The court fees were increased significantly in April 2014. The up to date fees can be found on the www.justice.gov.uk website. The form you need to find is form EX50.
Will I get my court fees back?
If your claim is successful, the court will usually order the other side to pay you any court fees you have incurred along the way.
However, when deciding to pursue a claim, you need to consider whether the person you are pursuing has the means to pay you if the claim is successful. Whilst the court may well order the other side to pay your court fees if you win, there is no guarantee the other side will actually pay them. Bear this in mind. If a judgment is unpaid, you can take steps to try to recover the money such as Court Bailiff / Sheriff, attachment of earnings, etc.
How long will it take?
Generally, you can expect it to take anywhere between 3-9 months for a claim to reach trial, after issuing the claim at court. Much depends upon how busy the courts are and what steps need to be taken before the trial itself.
I have lots of documents I want to bring to the Judge’s attention. How can He possibly get through them all?
In short, the Judge can’t. He has very limited time to listen to the witness evidence and to read the documents. When preparing your witness statements, you should refer to (and possibly exhibit) the most important documents and the parts the Judge needs to read. If you want the him to consider a box full of disorganised documents, it simply isn’t going to happen. For any documents not exhibited to witness statements, organise them logically by putting them in sections and in chronological order.
Do I need to provide colour copies of everything?
No, unless the colour is important. Photographs for example, should be in colour and clear. Invoices however, will probably suffice in black and white.

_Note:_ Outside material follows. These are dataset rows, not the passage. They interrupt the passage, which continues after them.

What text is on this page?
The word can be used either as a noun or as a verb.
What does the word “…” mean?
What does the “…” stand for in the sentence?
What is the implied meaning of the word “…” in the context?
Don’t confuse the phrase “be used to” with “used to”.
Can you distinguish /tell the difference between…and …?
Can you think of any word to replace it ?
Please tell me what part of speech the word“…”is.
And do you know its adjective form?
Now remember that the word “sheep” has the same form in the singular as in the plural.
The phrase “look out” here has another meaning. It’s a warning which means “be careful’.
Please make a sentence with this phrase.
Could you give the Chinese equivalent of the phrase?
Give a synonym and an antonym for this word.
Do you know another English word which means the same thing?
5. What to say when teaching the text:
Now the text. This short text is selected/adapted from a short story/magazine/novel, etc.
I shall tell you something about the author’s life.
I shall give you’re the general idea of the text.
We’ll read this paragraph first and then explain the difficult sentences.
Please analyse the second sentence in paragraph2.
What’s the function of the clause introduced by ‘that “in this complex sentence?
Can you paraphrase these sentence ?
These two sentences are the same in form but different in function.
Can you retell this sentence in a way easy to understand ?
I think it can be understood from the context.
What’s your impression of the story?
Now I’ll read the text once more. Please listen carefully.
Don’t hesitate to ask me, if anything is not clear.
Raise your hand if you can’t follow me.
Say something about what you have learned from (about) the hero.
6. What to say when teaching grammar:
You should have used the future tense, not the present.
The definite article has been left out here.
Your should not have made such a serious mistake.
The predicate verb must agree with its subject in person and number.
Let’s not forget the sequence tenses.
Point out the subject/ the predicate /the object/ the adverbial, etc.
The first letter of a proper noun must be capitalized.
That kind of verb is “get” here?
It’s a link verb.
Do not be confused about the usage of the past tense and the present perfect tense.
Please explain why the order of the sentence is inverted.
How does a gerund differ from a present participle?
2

If the authenticity of the documents might be questioned, you should ensure that you take the originals of the documents with you.
What can I do if a witness won’t attend?
The court rules allow you to “witness summons” witness to make it compulsory for him / her to attend. Failure of a witness to attend after a witness summons could be contempt of court and result in criminal proceedings against the witness. However, a Judge might not think it appropriate to witness summons for a small claim and might just expect you to do the best with the evidence you can put before the court. If you want to try to obtain a witness summons, you should do so well in advance of the trial.

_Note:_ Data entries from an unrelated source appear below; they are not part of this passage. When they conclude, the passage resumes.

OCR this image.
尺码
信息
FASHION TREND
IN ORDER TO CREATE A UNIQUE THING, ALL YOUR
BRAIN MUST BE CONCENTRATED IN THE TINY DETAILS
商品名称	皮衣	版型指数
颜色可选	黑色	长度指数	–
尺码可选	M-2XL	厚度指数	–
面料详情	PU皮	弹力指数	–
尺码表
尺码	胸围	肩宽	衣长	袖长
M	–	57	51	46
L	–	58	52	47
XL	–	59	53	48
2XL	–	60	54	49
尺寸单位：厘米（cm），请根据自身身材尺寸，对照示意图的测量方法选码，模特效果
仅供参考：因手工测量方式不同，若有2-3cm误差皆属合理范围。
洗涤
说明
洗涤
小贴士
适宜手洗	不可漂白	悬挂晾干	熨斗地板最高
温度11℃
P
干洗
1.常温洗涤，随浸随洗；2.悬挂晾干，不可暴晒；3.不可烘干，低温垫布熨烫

My opponent hasn’t served any documents on me before the trial. What should I do if he turns up with documents on the day of the trial?

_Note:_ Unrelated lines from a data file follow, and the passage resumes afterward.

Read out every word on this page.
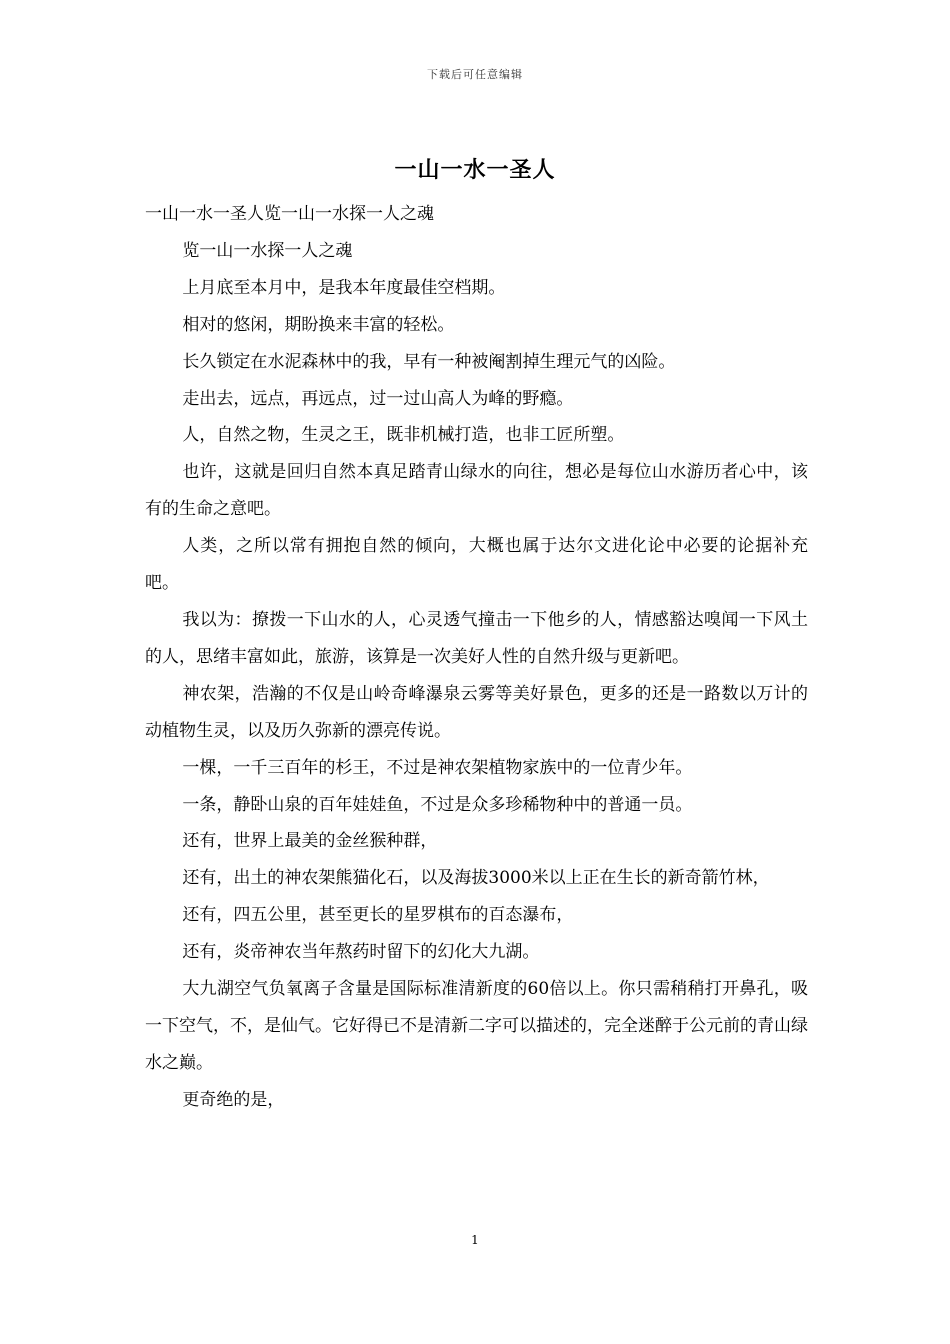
下载后可任意编辑
一山一水一圣人

一山一水一圣人览一山一水探一人之魂

览一山一水探一人之魂

上月底至本月中，是我本年度最佳空档期。

相对的悠闲，期盼换来丰富的轻松。

长久锁定在水泥森林中的我，早有一种被阉割掉生理元气的凶险。

走出去，远点，再远点，过一过山高人为峰的野瘾。

人，自然之物，生灵之王，既非机械打造，也非工匠所塑。

也许，这就是回归自然本真足踏青山绿水的向往，想必是每位山水游历者心中，该有的生命之意吧。

人类，之所以常有拥抱自然的倾向，大概也属于达尔文进化论中必要的论据补充吧。

我以为：撩拨一下山水的人，心灵透气撞击一下他乡的人，情感豁达嗅闻一下风土的人，思绪丰富如此，旅游，该算是一次美好人性的自然升级与更新吧。

神农架，浩瀚的不仅是山岭奇峰瀑泉云雾等美好景色，更多的还是一路数以万计的动植物生灵，以及历久弥新的漂亮传说。

一棵，一千三百年的杉王，不过是神农架植物家族中的一位青少年。

一条，静卧山泉的百年娃娃鱼，不过是众多珍稀物种中的普通一员。

还有，世界上最美的金丝猴种群，

还有，出土的神农架熊猫化石，以及海拔3000米以上正在生长的新奇箭竹林，

还有，四五公里，甚至更长的星罗棋布的百态瀑布，

还有，炎帝神农当年熬药时留下的幻化大九湖。

大九湖空气负氧离子含量是国际标准清新度的60倍以上。你只需稍稍打开鼻孔，吸一下空气，不，是仙气。它好得已不是清新二字可以描述的，完全迷醉于公元前的青山绿水之巅。

更奇绝的是，

1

You should make the Judge aware that the other side are relying upon documents not disclosed in accordance with the order of the court. It is for the Judge to decide whether he will allow the documents to be considered. The risk in objecting, is that the Judge may adjourn the trial to give you time to read through the documents. That could mean the trial hearing is postponed another day.
What can I do if someone is lying to the Judge at trial?
First of all, keep your cool. You will have the opportunity to put across your version of events. It is up to the Judge to decide who he thinks is telling the truth. If you have documents you can put before the Judge to prove the person is lying, make sure you bring them to the Judge’s attention. Whether you try to dive in straight away or wait whilst he digs himself a hole, is a judgment call for you to make.
Am I Going To Win?
Our website does not and cannot give advice on the law, the merits of a claim or whether going to court is the right decision. If you need advice on the law affecting your case, we recommend you speak to a solicitor or the CAB.
There are useful websites out there which offer guidance, in particular on consumer issues:
About Small Claims Court Genie And What We Do
I have a question about my case. Can you help?
No. Small Claims Court Genie provides free hints and tips on general small claims court procedure. We do not give advice on individual claims or queries.
Are you solicitors?
No. We are not a firm of solicitors or regulated by the SRA. We do not provide legal advice.
I don’t know what to do with my small claim. What should I do?
Check out the resources page and look at the links. You might be able to find help by contacting one of those listed. For the best advice, speak to a professional.
I have read through your site. Is there anything else I need to know?
The civil procedure rules which apply to civil claims are vast. Our site contains a few hints and tips, along with an overview of what to expect. It is not a comprehensive explanation of the civil procedure rules.